Now that we’ve gotten our sort working let’s test it out with some new data.

Run radix_sort on unsorted_list.

2.

What? IndexError? Did we forget something?

We did! Some of the numbers that we’re sorting are going to be shorter than other numbers.

We can fix it though! First, we should comment out the line we added to test the sort.

3.

Where we defined digit to be the value of number_as_a_string at index index we need to now wrap that definition in a try block.

Add a try block and, indented in that block, leave your original definition of digit.

4.

After the try block, we’ll want to handle the possibility of an IndexError. What does it mean if we get an index error here?

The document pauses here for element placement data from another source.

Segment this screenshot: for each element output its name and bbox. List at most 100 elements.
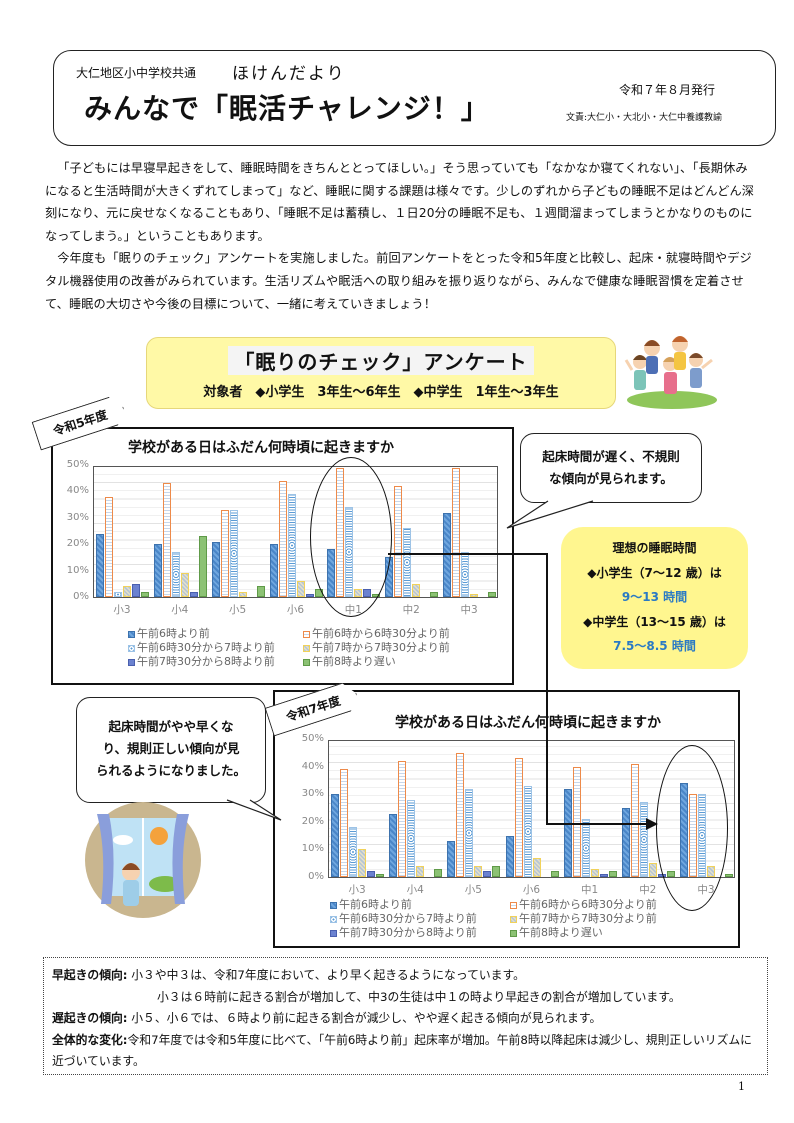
bar — [474, 865, 483, 877]
bar — [563, 788, 572, 877]
speech-bubble-r7-tail — [226, 799, 282, 821]
bar — [211, 541, 220, 597]
bar — [430, 591, 439, 597]
legend-swatch-icon — [303, 630, 310, 638]
bar — [189, 591, 198, 597]
chart-r7-title: 学校がある日はふだん何時頃に起きますか — [395, 715, 661, 731]
chart-legend: 午前6時より前 午前6時から6時30分より前 午前6時30分から7時より前 午前7時か… — [330, 898, 710, 940]
bar — [648, 863, 657, 877]
bar — [532, 857, 541, 877]
x-tick-label: 小4 — [406, 884, 424, 896]
legend-item: 午前7時から7時30分より前 — [303, 641, 503, 655]
bar — [572, 766, 581, 877]
bar — [447, 841, 456, 877]
x-tick-label: 小5 — [229, 604, 247, 616]
bar — [465, 788, 474, 877]
morning-window-illustration — [85, 802, 201, 918]
summary-box: 早起きの傾向: 小３や中３は、令和7年度において、より早く起きるようになっていま… — [43, 957, 768, 1075]
legend-swatch-icon — [330, 915, 337, 923]
bar — [296, 581, 305, 597]
y-tick-label: 30% — [301, 788, 324, 800]
legend-item: 午前7時から7時30分より前 — [510, 912, 710, 926]
speech-bubble-r5-tail — [506, 500, 594, 529]
bar — [608, 871, 617, 877]
bar — [581, 819, 590, 877]
legend-item: 午前6時30分から7時より前 — [128, 641, 303, 655]
x-tick-label: 小3 — [348, 884, 366, 896]
bar — [523, 785, 532, 877]
x-tick-label: 中2 — [402, 604, 420, 616]
elementary-label: ◆小学生（7～12 歳）は — [587, 565, 722, 580]
bar — [269, 544, 278, 597]
bar — [394, 486, 403, 597]
bar — [407, 799, 416, 877]
survey-title: 「眠りのチェック」アンケート — [228, 346, 534, 375]
chart-r5-frame: 学校がある日はふだん何時頃に起きますか 50% 40% 30% 20% 10% 0% 小3 小… — [51, 427, 514, 685]
legend-item: 午前6時30分から7時より前 — [330, 912, 510, 926]
bar — [724, 874, 733, 877]
bar — [398, 761, 407, 877]
bar — [95, 533, 104, 597]
bar — [412, 583, 421, 597]
legend-swatch-icon — [128, 644, 135, 652]
bar — [153, 544, 162, 597]
bar — [198, 536, 207, 597]
bar — [470, 594, 479, 597]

It means the value for number at index is actually 0.

Handle the exception by adding an except IndexError block, in this case assigning digit to be 0.

5.

Excellent! Now let’s try uncommenting the line where we sort unordered_list. Print out the results.

6.

Great job! We created an algorithm that:

  • Takes numbers in an input list.
  • Passes through each digit in those numbers, from least to most significant.
  • Looks at the values of those digits.
  • Buckets the input list according to those digits.
  • Renders the results from that bucketing.
  • Repeats this process until the list is sorted.

And that’s what a radix sort does! Feel free to play around with the solution code, see if there’s anything you can improve about the code or a different way of writing it you want to try.